Annie didn't back down. She doubted she'd be able to convince Billy that these women knew something important about Meg's last weekend, but she was certain she was on the right track. “Pamela and your mother. Their deaths have to be linked.”

“Meg had congestive heart failure.” Claudette was peremptory.

“I know. But don't you both want to be certain that's why she died?” Annie looked from Claudette to Jenna.

Jenna's face was stony. “Of course that's why.”

Claudette half turned to look up the stairs toward the room where Meg had lived and died. There was an odd, considering expression on her face.

Jenna's breath came in quick-drawn gasps. “I'll call the hospital. I'll stop this.” She swung away, her shoes clattering against the metal, taking fast steps, heading up the stairs.

Claudette's voice was shaky but strong. “Jenna, wait.”

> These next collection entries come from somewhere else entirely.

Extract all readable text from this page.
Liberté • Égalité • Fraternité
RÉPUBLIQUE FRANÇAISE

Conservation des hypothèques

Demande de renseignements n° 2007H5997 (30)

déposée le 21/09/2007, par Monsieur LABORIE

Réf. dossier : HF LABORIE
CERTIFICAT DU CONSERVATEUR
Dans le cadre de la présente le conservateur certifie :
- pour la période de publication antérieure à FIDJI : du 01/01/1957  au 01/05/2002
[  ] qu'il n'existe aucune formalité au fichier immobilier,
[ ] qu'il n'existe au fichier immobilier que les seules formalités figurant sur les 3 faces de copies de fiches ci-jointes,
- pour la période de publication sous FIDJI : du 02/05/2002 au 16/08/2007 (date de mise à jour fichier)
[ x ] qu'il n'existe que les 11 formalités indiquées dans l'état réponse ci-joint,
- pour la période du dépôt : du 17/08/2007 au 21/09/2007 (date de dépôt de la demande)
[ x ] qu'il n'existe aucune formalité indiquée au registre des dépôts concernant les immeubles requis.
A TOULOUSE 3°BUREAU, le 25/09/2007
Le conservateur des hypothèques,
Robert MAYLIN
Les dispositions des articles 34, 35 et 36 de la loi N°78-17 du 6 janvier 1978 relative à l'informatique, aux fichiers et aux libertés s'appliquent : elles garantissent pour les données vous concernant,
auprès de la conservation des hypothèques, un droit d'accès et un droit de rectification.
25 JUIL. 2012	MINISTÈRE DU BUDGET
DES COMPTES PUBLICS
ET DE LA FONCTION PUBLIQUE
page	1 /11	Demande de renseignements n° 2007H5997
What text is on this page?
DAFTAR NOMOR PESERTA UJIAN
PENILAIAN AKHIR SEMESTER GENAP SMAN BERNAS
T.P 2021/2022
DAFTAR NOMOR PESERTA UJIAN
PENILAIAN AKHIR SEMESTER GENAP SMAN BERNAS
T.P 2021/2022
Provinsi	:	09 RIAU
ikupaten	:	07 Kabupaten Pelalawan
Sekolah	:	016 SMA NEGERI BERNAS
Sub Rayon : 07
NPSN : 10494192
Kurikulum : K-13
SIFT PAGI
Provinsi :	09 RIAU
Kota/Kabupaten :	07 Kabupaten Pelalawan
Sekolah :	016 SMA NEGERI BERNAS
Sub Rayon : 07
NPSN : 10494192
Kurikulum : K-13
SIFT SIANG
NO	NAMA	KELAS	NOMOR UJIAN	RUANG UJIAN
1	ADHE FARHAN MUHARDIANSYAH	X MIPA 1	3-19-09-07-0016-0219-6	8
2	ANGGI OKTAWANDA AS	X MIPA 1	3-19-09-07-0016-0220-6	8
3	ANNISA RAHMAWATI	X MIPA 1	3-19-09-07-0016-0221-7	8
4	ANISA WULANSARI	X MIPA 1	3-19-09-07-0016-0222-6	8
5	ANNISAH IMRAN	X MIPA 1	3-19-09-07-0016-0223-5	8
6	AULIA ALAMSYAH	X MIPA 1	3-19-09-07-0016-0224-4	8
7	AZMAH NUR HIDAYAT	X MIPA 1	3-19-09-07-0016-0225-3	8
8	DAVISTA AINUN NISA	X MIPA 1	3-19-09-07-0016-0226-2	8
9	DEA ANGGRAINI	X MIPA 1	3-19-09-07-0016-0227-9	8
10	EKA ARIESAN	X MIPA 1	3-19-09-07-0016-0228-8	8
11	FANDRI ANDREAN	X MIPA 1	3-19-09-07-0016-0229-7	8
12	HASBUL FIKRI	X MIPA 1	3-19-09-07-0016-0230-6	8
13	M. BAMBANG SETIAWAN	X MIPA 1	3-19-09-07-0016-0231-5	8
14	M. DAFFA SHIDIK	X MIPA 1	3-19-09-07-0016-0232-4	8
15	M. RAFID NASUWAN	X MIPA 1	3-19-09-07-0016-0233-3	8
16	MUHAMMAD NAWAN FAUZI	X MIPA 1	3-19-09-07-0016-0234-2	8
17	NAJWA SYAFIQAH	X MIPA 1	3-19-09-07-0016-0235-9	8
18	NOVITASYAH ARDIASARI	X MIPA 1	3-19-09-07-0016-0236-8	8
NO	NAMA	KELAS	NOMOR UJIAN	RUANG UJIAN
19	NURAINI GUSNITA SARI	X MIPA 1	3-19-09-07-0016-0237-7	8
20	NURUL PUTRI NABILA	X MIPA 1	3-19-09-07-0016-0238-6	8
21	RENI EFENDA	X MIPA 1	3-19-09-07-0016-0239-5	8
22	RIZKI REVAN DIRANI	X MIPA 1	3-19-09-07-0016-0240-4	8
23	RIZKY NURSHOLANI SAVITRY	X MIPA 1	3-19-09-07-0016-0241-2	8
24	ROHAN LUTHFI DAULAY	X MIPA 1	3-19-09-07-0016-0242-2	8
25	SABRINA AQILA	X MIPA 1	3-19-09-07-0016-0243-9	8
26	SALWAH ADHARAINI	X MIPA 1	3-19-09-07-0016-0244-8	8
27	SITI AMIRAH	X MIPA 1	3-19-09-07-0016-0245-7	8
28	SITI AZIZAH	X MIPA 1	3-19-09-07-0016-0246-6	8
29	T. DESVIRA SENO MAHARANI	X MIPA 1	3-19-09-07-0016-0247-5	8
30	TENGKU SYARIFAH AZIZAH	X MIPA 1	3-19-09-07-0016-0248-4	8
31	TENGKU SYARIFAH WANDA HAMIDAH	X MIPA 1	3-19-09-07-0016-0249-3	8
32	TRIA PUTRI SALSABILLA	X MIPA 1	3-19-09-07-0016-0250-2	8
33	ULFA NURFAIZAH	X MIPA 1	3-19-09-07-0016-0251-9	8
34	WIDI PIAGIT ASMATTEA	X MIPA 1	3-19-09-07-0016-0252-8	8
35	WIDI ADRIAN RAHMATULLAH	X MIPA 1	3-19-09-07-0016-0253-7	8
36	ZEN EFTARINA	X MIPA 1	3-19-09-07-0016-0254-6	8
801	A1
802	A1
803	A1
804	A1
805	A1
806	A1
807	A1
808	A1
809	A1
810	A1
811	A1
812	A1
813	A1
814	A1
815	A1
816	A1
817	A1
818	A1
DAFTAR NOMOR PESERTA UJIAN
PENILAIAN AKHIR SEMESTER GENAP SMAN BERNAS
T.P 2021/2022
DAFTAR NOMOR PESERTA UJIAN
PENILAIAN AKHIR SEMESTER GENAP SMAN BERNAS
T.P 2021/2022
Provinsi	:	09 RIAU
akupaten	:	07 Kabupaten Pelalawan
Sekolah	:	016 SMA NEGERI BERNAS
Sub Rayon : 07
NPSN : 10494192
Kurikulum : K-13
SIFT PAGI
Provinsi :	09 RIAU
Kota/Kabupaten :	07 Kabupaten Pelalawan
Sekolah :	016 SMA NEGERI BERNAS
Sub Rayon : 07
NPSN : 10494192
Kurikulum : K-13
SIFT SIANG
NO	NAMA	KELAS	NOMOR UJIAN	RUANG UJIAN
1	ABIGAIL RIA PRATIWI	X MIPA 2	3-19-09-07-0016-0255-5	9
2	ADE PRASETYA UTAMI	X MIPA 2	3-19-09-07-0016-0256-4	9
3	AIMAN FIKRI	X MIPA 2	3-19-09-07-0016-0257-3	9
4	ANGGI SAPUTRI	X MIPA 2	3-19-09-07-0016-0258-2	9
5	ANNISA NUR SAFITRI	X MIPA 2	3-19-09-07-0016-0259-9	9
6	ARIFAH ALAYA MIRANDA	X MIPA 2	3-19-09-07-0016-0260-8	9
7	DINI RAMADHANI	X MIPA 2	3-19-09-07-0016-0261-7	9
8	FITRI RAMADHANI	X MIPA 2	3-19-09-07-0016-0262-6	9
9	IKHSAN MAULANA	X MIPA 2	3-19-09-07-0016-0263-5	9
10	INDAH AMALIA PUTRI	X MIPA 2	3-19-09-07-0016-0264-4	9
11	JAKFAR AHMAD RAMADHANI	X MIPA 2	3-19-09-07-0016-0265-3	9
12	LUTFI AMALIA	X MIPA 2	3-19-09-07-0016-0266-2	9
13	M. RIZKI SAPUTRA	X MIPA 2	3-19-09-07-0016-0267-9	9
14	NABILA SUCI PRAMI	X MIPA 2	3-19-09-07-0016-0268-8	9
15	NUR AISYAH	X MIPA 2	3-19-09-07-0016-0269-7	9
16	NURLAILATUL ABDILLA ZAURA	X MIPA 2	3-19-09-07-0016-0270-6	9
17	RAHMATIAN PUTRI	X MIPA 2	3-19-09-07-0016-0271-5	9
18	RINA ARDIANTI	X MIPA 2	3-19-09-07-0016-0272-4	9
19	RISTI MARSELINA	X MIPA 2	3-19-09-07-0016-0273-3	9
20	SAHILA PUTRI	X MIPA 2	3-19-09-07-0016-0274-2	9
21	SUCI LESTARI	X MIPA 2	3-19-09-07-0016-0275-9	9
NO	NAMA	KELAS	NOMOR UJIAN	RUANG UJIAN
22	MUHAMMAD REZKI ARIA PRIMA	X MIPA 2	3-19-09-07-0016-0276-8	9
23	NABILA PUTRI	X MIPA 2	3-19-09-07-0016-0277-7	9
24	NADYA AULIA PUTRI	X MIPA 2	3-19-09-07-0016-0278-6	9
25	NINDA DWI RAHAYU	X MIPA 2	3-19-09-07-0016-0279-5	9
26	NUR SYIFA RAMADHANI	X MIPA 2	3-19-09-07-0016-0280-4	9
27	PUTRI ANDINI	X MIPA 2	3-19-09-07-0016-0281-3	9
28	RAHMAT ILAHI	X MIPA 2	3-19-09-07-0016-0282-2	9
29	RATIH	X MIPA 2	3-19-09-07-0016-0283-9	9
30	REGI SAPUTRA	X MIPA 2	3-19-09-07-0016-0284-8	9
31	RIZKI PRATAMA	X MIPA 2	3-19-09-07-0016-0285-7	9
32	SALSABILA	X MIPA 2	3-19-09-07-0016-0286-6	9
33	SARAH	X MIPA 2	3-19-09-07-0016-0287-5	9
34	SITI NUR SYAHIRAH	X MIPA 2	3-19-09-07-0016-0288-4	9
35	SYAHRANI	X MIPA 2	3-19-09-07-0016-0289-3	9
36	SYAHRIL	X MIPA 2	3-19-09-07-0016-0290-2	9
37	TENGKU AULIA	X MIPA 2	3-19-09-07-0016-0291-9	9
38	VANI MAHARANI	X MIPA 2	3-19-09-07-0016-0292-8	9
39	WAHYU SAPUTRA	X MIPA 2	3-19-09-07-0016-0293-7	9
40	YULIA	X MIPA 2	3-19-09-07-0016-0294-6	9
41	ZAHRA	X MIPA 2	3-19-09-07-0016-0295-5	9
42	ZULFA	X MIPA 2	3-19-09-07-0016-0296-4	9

Jenna stumbled to a stop, whirled to stare down at Claudette. “You don't believe her?” It was a plea for reassurance. She didn't glance toward Annie.

Claudette stretched out her hands. “Jenna, we have to find out. We have to be certain. If someone killed Meg and we didn't do anything about it, she'd be furious! You know how she hated to be cheated.”

“But why would anyone—” Jenna broke off, and once again she and Claudette exchanged wordless glances. Jenna's voice was harsh. “She got too excited and her heart gave out.” Jenna darted up the stairs, her shoes clacking on the metal steps.

Annie started after Jenna. If Jenna called Dr. Burford, Annie wanted to hear what was said. She heard Claudette coming up the stairs behind her.